Sustainable Soil Management Critical to Advancing Progress on 2030 Agenda, Secretary-General Says in Message for World Day
Following is UN Secretary-General Ban Ki-moon’s message for World Soil Day, observed on 5 December:
In a modern world where the population is growing, cities are expanding, the climate is changing and more food is needed, we urgently need healthy soils to ensure the essential services they provide.
Sustainable management systems and practices will unlock the full potential of soils to support food production, store and supply clean water, preserve biodiversity, sequester more carbon and increase resilience to a changing climate.
Sustainable soil management will also advance progress on the 2030 Agenda for Sustainable Development and the Paris Agreement on climate change. It should become the worldwide norm in order to optimize our use of soil now and preserve and protect it over the long term.
Pulses, also known as grain legumes, can boost soil health while supporting healthier and nutritious diets. Dry beans, peas, lentils and other pulses combine with soil in a unique symbiosis that protects the environment, enhances productivity, contributes to adapting to climate change and provides fundamental nutrients to the soil and subsequent crops. Pulses can fix atmospheric nitrogen in their roots. By freeing soil-bound phosphorous to make it accessible and usable by plants, pulses also reduce the need to apply external fertilizer. These are all drivers of sustainable development.

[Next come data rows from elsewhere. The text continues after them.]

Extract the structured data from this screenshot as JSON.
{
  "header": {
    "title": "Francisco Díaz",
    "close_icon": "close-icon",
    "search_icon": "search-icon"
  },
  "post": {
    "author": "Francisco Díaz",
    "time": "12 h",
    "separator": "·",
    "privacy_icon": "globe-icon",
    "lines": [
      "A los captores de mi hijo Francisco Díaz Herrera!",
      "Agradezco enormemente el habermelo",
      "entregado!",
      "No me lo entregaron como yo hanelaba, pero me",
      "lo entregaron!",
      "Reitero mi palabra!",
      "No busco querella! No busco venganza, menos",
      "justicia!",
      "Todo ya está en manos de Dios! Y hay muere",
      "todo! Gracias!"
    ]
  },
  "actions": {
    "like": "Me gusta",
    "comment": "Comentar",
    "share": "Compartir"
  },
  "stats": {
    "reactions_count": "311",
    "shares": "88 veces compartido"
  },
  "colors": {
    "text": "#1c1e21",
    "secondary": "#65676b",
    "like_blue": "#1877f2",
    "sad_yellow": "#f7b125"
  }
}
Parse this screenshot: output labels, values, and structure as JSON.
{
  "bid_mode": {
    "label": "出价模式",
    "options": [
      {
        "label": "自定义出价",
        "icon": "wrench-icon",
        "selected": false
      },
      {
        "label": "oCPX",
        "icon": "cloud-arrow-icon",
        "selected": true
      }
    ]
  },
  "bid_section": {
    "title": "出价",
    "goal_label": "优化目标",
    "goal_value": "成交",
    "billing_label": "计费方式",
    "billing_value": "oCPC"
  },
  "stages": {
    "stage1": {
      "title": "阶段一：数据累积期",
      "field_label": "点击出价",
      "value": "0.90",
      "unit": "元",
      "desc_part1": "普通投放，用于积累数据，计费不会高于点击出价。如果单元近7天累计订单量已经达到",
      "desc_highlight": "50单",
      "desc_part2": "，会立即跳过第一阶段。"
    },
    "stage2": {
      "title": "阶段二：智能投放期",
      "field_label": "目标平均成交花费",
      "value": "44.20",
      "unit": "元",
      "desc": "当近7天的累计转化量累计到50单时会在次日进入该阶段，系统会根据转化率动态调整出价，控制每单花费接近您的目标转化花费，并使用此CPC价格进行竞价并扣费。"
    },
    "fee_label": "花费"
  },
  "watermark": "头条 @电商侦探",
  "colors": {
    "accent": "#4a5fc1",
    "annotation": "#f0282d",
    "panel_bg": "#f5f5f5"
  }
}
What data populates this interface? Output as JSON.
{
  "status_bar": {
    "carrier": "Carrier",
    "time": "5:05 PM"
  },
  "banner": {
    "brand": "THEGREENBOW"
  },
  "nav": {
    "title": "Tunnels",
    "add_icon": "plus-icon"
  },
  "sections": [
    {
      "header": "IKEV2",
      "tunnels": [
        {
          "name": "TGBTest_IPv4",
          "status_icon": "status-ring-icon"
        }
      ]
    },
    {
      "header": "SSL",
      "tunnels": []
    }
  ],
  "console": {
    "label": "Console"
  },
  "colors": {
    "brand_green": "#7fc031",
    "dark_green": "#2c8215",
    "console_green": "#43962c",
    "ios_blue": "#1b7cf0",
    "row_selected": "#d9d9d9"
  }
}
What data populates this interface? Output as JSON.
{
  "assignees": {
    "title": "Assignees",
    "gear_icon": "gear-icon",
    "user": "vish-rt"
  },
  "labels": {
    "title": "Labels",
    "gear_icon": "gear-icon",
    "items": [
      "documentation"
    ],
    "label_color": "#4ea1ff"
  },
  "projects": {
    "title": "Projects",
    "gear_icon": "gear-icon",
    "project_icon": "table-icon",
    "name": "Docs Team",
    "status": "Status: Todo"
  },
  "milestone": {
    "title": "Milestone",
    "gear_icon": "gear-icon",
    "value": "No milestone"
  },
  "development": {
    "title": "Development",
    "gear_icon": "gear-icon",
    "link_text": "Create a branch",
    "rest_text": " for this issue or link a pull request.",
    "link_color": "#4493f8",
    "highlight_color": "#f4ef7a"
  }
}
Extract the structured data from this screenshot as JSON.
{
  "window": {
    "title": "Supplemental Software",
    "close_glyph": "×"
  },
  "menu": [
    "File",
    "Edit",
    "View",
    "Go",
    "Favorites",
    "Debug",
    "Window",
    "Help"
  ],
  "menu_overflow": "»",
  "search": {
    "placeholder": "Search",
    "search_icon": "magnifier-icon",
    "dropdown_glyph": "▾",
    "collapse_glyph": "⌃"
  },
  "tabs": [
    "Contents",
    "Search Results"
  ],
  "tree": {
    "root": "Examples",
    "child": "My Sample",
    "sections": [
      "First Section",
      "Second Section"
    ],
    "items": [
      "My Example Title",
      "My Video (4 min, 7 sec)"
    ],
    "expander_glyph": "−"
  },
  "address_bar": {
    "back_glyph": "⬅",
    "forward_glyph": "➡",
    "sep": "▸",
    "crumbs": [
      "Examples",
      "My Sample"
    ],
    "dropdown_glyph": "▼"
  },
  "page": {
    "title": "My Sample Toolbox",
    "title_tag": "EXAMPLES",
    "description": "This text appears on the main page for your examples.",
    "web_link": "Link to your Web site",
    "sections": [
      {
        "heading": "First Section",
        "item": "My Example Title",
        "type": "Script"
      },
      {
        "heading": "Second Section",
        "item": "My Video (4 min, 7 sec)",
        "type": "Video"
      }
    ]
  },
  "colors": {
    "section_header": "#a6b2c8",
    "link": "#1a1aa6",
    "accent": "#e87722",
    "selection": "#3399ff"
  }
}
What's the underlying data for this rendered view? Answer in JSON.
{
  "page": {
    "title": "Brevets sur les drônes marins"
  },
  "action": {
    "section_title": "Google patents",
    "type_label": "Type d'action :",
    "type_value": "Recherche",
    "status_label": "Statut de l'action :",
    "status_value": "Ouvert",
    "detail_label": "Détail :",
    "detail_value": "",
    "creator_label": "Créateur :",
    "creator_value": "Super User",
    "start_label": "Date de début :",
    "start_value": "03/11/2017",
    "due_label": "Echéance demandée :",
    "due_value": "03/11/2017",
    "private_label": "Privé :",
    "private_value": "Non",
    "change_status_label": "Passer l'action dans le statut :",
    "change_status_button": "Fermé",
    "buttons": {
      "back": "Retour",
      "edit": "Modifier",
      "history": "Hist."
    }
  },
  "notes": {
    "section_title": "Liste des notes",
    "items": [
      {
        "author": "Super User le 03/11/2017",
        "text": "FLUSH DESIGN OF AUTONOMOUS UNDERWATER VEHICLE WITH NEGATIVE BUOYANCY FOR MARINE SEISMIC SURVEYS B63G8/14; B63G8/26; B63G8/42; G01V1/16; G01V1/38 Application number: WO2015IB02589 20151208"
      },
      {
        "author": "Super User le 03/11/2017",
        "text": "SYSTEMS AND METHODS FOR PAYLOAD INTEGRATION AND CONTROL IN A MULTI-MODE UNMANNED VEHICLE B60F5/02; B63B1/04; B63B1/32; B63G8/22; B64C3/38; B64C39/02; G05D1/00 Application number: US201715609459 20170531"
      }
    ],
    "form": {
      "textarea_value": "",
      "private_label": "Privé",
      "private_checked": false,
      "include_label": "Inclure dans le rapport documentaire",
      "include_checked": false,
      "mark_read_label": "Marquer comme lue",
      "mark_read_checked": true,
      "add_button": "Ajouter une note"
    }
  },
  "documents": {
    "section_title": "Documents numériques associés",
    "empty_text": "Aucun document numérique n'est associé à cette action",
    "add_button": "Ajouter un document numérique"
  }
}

The international community has identified collaborative and coordinated ways to protect and sustainably manage soils. There are valuable recommendations in the recently endorsed Voluntary Guidelines for Sustainable Soil Management developed by the Global Soil Partnership. Following these guidelines will help pave the way to boosting the health of soil and fully unlocking its potential to support mitigation and adaption actions in a changing climate.
On World Soil Day, I call for greater attention to the pressing issues affecting soils, including climate change, antimicrobial resistance, soil-borne diseases, contamination, nutrition and human health.
Let us build on the International Year of Soils 2015, the International Year of Pulses 2016 and all the activities supporting sustainable soil management to generate more hectares of healthy soils everywhere.